Under the guidance of Cal Poly’s Elise St. John and Stanford University’s Søren Juul Jørgensen, GAEIA brings together experts and students — the next generation of the tech workforce — to cultivate a diversity of expertise and perspectives to the study of the risks, impacts and opportunities associated with technology use while building a robust pipeline of global experts skilled at working collaboratively with colleagues across disciplines.
GAEIA was founded by Juul Jørgensen from Stanford’s Center for Human Rights and International Justice in response to growing concerns about the unexamined use of technology across sectors and the relatively limited perspectives currently considered in these dialogues. Juul Jørgensen recruited a global team of over 65 cross-disciplinary doctorate and advanced-level students to examine the ethical considerations and impacts of technology use in the financial sector. The project was officially launched in March 2021 with the help of St. John, research and academic strategist for the Cal Poly DxHub, and six Cal Poly students contributed to the substantive research of the project while also supporting project management activities.
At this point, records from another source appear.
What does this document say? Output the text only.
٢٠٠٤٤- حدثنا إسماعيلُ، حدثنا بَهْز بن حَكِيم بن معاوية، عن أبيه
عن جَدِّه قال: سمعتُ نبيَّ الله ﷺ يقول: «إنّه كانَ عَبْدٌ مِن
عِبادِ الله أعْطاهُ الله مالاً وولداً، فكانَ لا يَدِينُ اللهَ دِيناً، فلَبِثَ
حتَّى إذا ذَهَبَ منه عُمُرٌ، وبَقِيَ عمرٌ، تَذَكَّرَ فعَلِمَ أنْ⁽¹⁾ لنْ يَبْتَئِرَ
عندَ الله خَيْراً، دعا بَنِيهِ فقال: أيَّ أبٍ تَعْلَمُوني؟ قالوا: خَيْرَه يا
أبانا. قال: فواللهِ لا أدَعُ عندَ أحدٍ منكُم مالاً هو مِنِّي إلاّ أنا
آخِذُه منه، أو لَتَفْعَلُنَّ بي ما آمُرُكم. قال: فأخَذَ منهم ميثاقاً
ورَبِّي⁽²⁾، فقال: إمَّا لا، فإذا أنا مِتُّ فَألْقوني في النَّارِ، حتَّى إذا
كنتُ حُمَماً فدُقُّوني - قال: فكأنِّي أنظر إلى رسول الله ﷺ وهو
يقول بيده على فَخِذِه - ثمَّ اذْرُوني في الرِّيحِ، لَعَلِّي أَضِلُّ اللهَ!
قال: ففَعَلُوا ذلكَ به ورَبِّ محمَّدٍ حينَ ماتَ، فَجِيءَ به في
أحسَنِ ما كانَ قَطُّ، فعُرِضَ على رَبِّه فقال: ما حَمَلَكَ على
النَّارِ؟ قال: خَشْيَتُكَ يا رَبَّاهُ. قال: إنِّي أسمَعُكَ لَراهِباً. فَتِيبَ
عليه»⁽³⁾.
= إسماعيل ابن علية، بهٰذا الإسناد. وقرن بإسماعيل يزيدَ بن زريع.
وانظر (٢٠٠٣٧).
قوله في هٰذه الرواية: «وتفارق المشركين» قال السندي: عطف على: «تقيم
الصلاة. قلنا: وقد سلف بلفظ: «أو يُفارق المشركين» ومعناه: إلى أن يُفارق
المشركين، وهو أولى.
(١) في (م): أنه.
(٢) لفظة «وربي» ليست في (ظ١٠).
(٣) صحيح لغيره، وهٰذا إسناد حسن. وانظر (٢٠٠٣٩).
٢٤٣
“Since the launch of that first cohort, many of the 65-plus students have either graduated from their doctoral programs, enrolled in doctoral or professional academic programs, or entered positions within industry,” Juul Jørgensen said. “The professional connections and collaborative learning have been invaluable and play an important role in advancing the next generation of cross-disciplinary leaders trained in the ethical and social impacts of advanced technology use.”
Deb Donig, assistant professor of English, co-founder of the Cal Poly Ethical Technology Initiative and former recipient of the PIT-UN grant, was invited to represent Cal Poly at the official announcement of the grant winners in New York City.
“At Cal Poly, we train students who will compose a new workforce, and it is vital that we build a kind of education that includes thought from a diversity of perspectives and that elevates the importance of including diverse perspectives in the imagining process,” Donig said. “We build our visions for technologies out of the stories and the perspectives we know, and we encode the passions and positions — and biases and blind spots — in our designs.
“For that vision to be truly better, truly ethical, it must also be equitable, inclusive and mindful of the diversity of human experiences across space and time,” Donig continued.
“My experience at GAEIA has taught me how to work closely with people from diverse backgrounds and diverse disciplines, which has been invaluable in my career post-Cal Poly,” said Andrew Pereira, who graduated from Cal Poly in 2021 with a bachelor’s degree in philosophy, worked as a project manager for the project. “Working with GAEIA through the pandemic, climate disasters and other challenges that our world has been facing recently has created a sense of community that I did not think was possible through remote work.
“I appreciated the international aspect of the project and the diversity of the team — not only are we from all over the world, but we represent a wide range of disciplines and backgrounds,” he added.
St. John added, “The global perspectives represented bring important cultural and geopolitical considerations to our discussions on responsible digital innovation, and the diverse disciplinary perspectives and methodologies included enabling exciting new learnings at the intersection of so many disciplines. The PIT-UN funds will further support this commitment to cross-disciplinary learning with the hiring of Cal Poly students across colleges.”
About the Public Interest Technology University Network
The Public Interest Technology University Network is a partnership of 48 colleges and universities convened by New America, the Ford Foundation and the Hewlett Foundation. The network and challenge grants are funded through the support of the Ford Foundation, Hewlett Foundation, Mastercard Impact Fund, with support from the Mastercard Center for Inclusive Growth, The Raikes Foundation, Schmidt Futures and The Siegel Family Endowment. PIT-UN is dedicated to building the field of public interest technology through curriculum development, faculty research opportunities and experiential learning programs in order to inspire a new generation of civic-minded technologists and policy leaders. www.pitcases.org.